To all the 7 year old girls reading this, let me tell you something:

“God lives in you and you live in God. You are One, not only with God, but also with everyone else. You are made in God’s image – the most magnificent creature ever made! Choose to live your life as a reflection of Who You Really Are, and if you should choose something less than your highest, simply choose again. ”


Who do you think you are?

September 8, 2007

What impertinent oversized little brat has not heard this from their parents?

It is one of the most influential and profound statements of the reality of our being that exists.

Q: Who do you think you are?
A: That is who you are

You are who you think you are.

So … Who Do You think You Are?

The answer is the most powerful creative statement a human being can make … I AM

I AM happy
I AM sad
I AM beautiful
I AM ugly
I AM blessed
I AM cursed
I AM fucking angry over something that happened 30 years ago
I AM a christian
I AM a sinner
I AM an ex-christian

Whatever answer you give both describes your current preceived reality, but more importantly declares or creates your future reality!

 So … Who Do You think You Are?


Like a ship without an anchor …

September 6, 2007

I have been feeling quite down (read “very annoyed” to “fucking angry”) these past few days. My last post has stirred up (yet again) deep feelings of anger that I still carry from my teenage years against the church.

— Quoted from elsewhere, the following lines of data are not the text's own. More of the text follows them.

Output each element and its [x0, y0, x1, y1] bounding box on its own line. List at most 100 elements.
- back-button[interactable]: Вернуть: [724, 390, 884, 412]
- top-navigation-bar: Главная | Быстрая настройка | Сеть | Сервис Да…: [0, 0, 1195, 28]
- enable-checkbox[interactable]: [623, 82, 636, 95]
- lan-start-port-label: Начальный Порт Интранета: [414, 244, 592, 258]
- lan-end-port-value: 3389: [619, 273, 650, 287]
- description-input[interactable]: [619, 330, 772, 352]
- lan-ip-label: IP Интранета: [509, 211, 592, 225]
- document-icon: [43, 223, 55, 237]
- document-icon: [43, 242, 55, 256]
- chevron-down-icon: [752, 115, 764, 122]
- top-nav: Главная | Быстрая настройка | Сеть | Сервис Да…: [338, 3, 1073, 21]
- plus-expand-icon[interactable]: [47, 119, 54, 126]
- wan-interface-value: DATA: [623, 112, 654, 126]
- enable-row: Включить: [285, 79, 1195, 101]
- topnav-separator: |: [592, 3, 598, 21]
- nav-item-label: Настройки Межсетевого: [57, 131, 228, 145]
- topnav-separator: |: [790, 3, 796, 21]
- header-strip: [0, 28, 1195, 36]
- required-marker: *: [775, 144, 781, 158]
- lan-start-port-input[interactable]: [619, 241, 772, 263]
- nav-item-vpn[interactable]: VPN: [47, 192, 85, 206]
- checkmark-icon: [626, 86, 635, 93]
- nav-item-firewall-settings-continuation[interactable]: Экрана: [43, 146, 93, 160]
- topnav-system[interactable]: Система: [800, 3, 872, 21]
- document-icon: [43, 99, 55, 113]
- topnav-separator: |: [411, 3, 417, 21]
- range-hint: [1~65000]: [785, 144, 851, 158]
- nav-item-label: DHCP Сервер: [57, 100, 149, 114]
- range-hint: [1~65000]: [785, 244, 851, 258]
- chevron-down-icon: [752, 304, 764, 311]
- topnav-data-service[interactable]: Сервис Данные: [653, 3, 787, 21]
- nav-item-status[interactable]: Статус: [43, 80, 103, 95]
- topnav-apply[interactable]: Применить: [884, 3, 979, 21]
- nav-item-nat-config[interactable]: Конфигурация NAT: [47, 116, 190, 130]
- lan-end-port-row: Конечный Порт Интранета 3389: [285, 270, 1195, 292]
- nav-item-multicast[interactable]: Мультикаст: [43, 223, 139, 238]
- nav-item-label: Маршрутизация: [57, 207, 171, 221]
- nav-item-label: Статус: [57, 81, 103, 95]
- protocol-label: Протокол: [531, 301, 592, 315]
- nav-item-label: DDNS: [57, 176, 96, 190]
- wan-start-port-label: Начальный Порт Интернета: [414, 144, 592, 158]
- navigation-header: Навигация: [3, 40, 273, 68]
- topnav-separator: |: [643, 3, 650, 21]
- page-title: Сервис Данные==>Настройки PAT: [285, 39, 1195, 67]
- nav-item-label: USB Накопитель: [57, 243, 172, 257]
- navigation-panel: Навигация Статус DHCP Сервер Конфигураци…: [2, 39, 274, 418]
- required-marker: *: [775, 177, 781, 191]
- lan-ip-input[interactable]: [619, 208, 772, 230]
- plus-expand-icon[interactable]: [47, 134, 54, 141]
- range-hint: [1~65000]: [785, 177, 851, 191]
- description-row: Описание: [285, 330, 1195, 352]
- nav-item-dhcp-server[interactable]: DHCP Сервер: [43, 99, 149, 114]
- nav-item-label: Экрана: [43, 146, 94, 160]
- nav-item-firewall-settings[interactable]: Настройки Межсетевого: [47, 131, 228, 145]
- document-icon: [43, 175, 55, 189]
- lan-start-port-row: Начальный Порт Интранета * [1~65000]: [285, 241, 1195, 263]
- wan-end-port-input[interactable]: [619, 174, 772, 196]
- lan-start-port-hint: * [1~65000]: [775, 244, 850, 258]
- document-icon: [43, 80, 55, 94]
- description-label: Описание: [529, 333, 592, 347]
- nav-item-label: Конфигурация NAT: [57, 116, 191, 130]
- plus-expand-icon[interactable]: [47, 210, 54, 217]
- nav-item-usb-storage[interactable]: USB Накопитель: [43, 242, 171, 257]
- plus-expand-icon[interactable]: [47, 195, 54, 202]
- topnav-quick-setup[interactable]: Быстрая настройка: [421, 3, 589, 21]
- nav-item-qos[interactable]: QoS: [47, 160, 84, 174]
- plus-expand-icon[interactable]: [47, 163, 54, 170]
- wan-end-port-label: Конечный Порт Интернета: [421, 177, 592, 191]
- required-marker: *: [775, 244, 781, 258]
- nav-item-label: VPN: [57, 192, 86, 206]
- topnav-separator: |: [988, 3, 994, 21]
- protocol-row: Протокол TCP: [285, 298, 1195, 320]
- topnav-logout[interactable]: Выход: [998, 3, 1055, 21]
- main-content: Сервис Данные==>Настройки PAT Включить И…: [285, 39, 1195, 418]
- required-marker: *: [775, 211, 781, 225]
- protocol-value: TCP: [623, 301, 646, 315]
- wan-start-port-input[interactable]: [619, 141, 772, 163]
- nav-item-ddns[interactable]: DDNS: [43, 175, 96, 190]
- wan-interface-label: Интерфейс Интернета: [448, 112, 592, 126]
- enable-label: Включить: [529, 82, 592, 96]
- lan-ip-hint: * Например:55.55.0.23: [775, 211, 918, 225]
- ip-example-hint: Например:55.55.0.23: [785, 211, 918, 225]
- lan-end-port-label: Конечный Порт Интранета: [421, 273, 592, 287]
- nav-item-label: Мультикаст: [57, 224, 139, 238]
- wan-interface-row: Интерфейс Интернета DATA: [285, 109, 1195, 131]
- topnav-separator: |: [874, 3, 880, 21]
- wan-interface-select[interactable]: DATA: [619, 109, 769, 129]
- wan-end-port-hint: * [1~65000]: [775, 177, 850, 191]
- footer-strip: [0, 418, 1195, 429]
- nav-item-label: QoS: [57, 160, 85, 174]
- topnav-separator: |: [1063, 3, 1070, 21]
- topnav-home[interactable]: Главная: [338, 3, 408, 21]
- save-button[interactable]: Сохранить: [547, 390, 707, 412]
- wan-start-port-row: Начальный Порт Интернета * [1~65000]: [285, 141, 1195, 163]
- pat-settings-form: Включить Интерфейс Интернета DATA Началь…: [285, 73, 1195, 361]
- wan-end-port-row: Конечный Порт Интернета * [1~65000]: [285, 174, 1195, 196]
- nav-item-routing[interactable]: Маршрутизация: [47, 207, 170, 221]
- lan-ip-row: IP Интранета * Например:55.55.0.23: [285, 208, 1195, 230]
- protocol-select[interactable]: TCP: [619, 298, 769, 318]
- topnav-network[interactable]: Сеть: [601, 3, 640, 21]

Over the past few months I have ranted and raved and jumped up and down about the church and christianity, and seen the title of my blog change from “Jon’s Post Church Rant” to “Jon’s Post-Church Journey” and now “Jon’s Post Christian Journey.” All of this has been part of a drawn out grief process as I try to come to terms with the difficult fact that after 25 years in the church, I no longer wish to call myself a christian or be associated with the christian church.

That, along with all the very very new ideas and models I have now been reading in the New Age book “Conversations with God” has left me not sure where I am at all. I really do feel like a ship without an anchor. I don’t want to go back into the church, and although I can see a new way forward the transition is painful. Sure, I am enjoying my new “Conversations with God” reading, but it is still painful letting go of all I’ve ever known, all I’ve ever thought was the only truth. I imagine it must be a little like a divorce. You try and try to make it work, there are the bitter arguments and then moments of deep emotion, you remember all the good times,  you reconnect and want to believe so badly that it could work again. Then the decision is finally made, the split occurs, and even though on one hand it is a relief, still you grieve and hurt and feel a sense of dreadful loss.

Yes, I am moving forward, de-converting, and seeking new answers to the nature of God and Man. But don’t think for one moment that it is easy.